Review the same snapshot, independently. When an artifact goes up for review, the coordinator captures one snapshot — the artifact plus the exact tool outputs — and hands that identical snapshot to every reviewer in parallel. They each respond before any feedback is shared. This is the bit I care about most: it stops the agents from anchoring on each other. Nobody gets to read “looks good to me” before forming their own opinion. You get genuinely independent first-pass reviews, not an echo.

Consensus, but honest about how it was reached. If every reviewer approves, the artifact is marked consensus-reached. If they deadlock — someone blocks, or they burn through the revision cap — it escalates to me, and if I push it through, it’s marked human-approved. Both let the work move forward, but the record never pretends a human override was a unanimous agreement. The audit log stays truthful about why each thing advanced.

Isolation by filesystem, not by lock. During implementation, each task runs in its own Git worktree built from a recorded base commit. An agent produces a diff; the coordinator applies it inside that worktree; a reviewing agent checks it; only then does it merge back. No two agents ever write to the same checkout at the same time. The isolation is physical, so the coordination doesn’t have to be clever about locking — it just has to be honest about ordering.

The loop closes

The satisfying part is how the two met in the middle. The work tool taught me what good multi-agent coordination needs; that learning went into a framework that was always its own separate project; and then I implemented that framework back inside the work tool, sharpening how its own changes get proposed, reviewed, and merged. Lessons flow one way, capability flows back the other — but the two were never the same thing. Two independent projects, each leaving the other better than it found it.
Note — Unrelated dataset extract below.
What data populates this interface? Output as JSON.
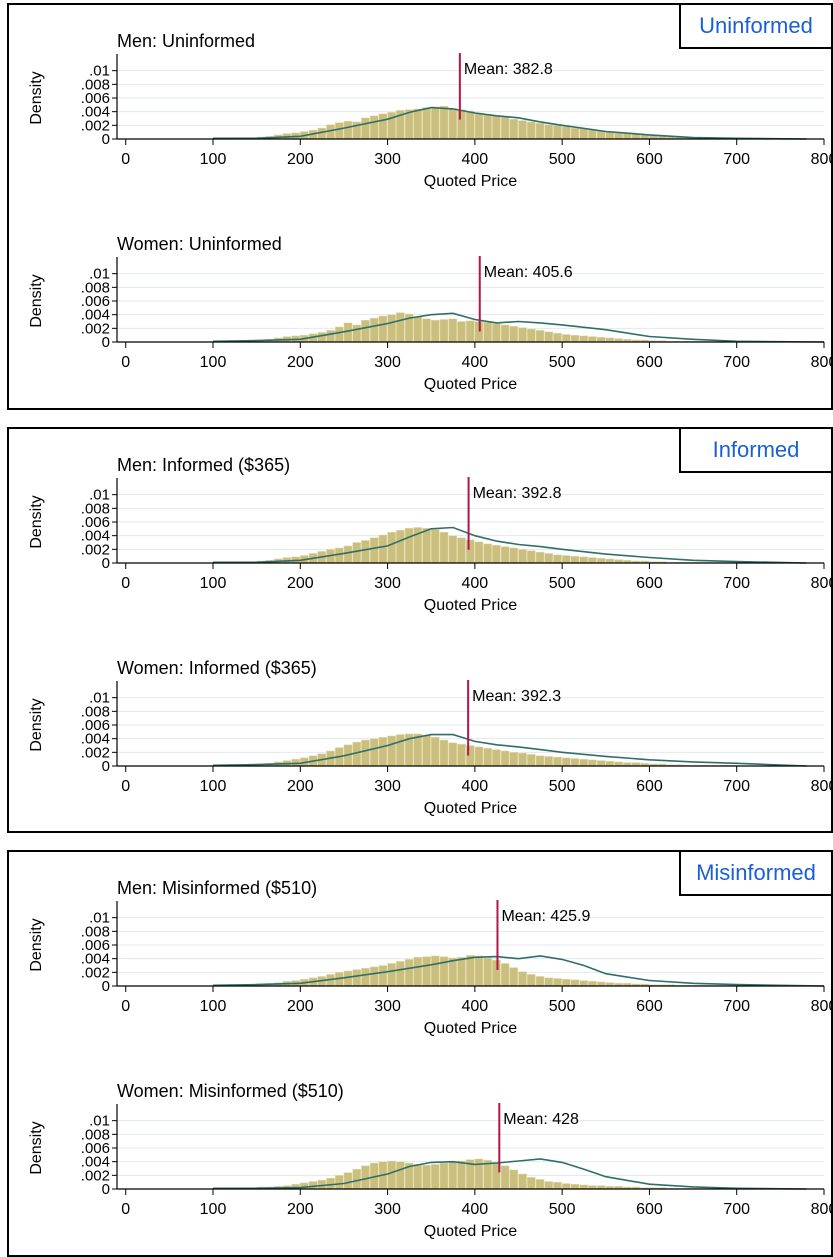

That’s really all “different strokes for different folks” means to me. The right tool for a job might be fifty lines or fifty thousand. The right reviewer might be a model that’s brilliant at architecture and useless at finding injection bugs, so you hand the injection bugs to the one that’s wired for paranoia. The skill isn’t owning the biggest brush. It’s knowing which stroke the work in front of you actually needs — and being willing to use a small one when a small one is right.


A note on authorship: this post was co-written with Claude — one of the very agents described above. Which is either perfectly on-brand or slightly too on-brand. Both, probably.